Il regista è stato tante cose: il bugiardo visionario, il genio, il creatore di universi onirici e autobiografici, la fantasia e l’irrequietezza. Tratti così caratteristici da delineare un percorso unico, felliniano.

L’impatto e l’influenza delle opere di Fellini sulla cultura cinematografica mondiale oggi sono indiscussi: capace di condizionare l’immaginario collettivo con termini come “vitelloni” e “paparazzi” entrati di prepotenza nel linguaggio comune. Candidato ben 12 volte al Premio Oscar, nel 1993 gli è stato conferito l’Oscar alla Carriera. Ha vinto due volte il Festival di Mosca, la Palma d’Oro al Festival di Cannes e il Leone d’oro alla Carriera alla Mostra del Cinema di Venezia.

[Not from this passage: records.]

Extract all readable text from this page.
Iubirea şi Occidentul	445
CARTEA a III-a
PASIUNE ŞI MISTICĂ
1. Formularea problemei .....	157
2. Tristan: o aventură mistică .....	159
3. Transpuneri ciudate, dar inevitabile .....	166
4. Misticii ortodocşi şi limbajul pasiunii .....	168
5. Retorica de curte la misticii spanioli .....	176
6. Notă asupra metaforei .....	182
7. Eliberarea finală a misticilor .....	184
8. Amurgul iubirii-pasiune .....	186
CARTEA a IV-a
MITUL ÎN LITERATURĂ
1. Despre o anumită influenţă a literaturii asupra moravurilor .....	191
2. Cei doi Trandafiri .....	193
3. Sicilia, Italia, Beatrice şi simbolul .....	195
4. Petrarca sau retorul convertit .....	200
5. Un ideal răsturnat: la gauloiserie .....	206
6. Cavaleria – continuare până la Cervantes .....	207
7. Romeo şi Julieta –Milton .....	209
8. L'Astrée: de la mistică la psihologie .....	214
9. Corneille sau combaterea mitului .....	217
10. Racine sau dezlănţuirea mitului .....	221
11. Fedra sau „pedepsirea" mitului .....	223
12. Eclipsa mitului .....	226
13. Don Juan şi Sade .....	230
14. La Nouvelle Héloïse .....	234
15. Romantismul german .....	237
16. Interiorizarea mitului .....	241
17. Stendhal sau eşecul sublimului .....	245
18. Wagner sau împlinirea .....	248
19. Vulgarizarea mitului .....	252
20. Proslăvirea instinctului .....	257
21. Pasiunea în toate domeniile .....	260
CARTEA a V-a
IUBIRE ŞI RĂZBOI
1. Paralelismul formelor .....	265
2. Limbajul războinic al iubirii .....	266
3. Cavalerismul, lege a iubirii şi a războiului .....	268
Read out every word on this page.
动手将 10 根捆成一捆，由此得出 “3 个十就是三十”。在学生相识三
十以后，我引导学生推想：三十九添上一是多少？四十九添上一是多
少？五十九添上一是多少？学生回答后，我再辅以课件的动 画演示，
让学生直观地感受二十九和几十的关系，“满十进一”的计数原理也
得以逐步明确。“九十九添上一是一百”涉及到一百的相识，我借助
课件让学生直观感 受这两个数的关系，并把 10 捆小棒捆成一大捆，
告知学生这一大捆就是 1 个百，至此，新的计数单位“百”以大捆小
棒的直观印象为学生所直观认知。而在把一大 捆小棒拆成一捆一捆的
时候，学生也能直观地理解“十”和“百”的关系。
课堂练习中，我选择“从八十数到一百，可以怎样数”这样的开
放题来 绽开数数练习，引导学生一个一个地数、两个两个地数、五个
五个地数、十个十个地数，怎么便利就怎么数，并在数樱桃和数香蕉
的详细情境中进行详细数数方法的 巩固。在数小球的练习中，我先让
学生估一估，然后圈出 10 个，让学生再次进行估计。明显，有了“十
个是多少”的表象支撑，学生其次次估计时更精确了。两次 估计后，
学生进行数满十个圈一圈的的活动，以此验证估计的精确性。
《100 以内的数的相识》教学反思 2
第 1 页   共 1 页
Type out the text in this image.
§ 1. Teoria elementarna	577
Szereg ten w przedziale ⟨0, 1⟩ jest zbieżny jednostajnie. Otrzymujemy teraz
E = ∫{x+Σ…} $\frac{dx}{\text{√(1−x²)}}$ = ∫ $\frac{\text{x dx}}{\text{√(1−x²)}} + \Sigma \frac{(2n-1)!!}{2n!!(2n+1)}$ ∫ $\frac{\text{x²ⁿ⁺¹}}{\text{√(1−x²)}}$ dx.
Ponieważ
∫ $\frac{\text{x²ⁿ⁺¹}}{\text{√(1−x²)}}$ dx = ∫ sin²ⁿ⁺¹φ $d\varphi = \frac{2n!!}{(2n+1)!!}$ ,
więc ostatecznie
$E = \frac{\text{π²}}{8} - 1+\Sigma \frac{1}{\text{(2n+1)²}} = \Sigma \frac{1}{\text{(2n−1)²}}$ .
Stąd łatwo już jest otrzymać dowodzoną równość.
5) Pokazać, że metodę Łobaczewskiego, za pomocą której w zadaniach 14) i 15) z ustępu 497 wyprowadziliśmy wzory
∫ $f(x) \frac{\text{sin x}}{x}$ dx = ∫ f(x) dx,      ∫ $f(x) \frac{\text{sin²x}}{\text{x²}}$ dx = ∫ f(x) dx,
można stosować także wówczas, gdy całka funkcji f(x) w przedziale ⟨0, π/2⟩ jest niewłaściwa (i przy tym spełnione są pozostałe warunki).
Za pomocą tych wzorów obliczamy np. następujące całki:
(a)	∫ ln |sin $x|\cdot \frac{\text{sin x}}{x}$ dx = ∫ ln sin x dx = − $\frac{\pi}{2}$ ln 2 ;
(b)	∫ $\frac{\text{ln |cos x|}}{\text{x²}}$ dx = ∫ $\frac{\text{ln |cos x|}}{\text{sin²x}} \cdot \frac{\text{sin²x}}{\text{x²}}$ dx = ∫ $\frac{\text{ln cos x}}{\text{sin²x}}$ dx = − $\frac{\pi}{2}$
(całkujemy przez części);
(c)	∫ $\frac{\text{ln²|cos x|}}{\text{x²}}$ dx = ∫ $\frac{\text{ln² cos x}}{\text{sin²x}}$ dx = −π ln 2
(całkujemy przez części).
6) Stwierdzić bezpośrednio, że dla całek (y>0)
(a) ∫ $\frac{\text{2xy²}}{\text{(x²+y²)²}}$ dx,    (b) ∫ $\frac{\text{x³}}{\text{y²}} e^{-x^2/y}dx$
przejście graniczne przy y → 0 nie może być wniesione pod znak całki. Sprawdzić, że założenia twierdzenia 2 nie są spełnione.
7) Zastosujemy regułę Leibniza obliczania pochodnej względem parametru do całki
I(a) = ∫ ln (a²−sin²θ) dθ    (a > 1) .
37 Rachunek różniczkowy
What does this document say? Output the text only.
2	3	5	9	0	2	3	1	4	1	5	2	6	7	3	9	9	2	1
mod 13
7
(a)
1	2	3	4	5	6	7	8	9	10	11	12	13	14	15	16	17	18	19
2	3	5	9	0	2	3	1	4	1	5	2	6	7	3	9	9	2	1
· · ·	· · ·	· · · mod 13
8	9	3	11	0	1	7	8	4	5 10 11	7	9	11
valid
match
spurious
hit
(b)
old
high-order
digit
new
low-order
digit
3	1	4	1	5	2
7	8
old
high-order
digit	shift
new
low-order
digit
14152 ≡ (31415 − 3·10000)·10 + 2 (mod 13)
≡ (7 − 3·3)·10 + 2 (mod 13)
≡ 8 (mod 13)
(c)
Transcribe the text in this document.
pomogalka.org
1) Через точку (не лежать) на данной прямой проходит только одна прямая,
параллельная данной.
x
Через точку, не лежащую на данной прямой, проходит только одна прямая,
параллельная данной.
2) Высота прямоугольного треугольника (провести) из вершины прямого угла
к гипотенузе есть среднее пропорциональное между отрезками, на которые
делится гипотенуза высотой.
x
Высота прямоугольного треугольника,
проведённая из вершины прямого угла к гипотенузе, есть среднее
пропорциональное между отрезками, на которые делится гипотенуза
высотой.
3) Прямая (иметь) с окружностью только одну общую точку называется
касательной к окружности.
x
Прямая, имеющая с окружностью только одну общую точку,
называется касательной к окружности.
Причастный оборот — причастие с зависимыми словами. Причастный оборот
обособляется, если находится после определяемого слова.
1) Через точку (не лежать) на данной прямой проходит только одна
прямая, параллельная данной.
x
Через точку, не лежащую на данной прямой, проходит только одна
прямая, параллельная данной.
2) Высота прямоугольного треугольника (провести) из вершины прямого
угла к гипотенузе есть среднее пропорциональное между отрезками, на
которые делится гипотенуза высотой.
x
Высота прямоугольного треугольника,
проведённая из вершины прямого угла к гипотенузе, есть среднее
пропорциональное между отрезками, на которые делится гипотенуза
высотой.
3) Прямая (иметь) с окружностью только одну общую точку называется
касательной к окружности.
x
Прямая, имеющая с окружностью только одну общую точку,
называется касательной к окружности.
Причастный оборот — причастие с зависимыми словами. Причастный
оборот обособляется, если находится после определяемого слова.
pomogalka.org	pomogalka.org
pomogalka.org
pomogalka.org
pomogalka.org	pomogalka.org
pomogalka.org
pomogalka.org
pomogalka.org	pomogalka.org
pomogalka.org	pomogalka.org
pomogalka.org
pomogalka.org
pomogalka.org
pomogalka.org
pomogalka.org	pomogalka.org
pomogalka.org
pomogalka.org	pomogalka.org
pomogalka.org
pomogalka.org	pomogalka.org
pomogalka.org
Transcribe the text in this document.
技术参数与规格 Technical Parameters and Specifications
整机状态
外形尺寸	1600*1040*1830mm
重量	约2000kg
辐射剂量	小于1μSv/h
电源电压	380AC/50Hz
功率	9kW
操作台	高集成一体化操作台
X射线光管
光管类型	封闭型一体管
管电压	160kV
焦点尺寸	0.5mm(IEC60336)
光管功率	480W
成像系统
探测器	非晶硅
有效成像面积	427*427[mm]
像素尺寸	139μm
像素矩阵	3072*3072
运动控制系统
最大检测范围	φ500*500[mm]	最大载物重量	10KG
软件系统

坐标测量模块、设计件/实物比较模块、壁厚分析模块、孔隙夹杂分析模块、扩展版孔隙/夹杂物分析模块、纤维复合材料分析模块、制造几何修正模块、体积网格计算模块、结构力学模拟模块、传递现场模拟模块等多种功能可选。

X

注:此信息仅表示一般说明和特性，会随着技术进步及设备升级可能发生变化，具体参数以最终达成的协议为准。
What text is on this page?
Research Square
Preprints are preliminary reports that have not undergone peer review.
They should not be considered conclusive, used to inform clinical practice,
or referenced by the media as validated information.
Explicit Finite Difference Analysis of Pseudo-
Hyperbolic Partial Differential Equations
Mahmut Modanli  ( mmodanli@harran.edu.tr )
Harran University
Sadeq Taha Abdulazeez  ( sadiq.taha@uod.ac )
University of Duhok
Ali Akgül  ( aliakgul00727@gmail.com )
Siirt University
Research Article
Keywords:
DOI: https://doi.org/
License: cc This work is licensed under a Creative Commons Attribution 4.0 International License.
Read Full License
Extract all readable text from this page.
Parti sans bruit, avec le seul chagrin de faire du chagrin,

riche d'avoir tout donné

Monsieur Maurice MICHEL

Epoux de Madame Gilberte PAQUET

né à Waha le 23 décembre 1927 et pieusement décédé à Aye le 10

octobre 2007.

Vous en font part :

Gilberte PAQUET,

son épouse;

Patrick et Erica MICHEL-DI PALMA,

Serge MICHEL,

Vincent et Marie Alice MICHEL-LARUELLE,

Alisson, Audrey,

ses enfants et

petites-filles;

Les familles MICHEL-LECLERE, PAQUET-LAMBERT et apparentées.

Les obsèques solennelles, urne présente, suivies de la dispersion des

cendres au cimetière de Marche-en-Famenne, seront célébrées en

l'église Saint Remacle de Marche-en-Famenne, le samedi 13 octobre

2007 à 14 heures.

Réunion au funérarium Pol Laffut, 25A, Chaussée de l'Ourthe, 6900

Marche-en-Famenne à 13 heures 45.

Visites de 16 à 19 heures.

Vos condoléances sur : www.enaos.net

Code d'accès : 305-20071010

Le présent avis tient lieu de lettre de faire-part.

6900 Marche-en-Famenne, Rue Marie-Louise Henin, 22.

Appare, quindi, difficile credere che la sua carriera non sia stata costellata di soli successi. Eppure, a Fellini, oggi considerato tra i più grandi registi mai esistiti, sono state mosse critiche così feroci che se non fosse stato un uomo di tanta risolutezza avrebbe probabilmente cambiato mestiere. Sicuramente il suo modo di fare cinema era innovativo e originale, visionario per quell’Italia che usciva dal dopoguerra. L’estro di Fellini si manifestava in tutto il processo di creazione dell’opera; già dai casting emergeva prepotentemente la sua eccentricità, mentre cercava il dettaglio, quella particolarità quasi caricaturale che rendeva ogni suo personaggio lontano da qualsiasi stereotipo: «La Volpina dev’essere un gatto, io voglio un gatto!»

Riminese di nascita, Fellini si trasferisce fin da ragazzino a Roma. Vive di stenti e della sua verve creativa: fumettista, giornalista, sceneggiatore. Si avvicina al cinema neorealista collaborando alla sceneggiatura di “Roma, città aperta” e poi a quella di “Paisà”.

Poi la svolta: Alberto Lattuada gli chiede di collaborare alla regia di “Luci di Varietà”. Nel film l’esperienza neorealistica si fonde con la caratterizzazione surrealista. Fu quello l’inizio di una carriera registica costellata di successi e critiche, che avrebbe portato il cinema italiano all’apice del successo.

Ma come nasce un capolavoro di Fellini?

La storiella che Fellini si divertiva a raccontare ai giornalisti era sempre la stessa, un copione già scritto che distoglieva per un attimo l’attenzione dal soggetto delle sue opere; un film era l’insieme di suggestioni improvvise, di momenti rubati al quotidiano, un viaggio che si componeva in fieri. Sì, perché Fellini si vantava di arrivare sul set senza copione, ma solo con un canovaccio.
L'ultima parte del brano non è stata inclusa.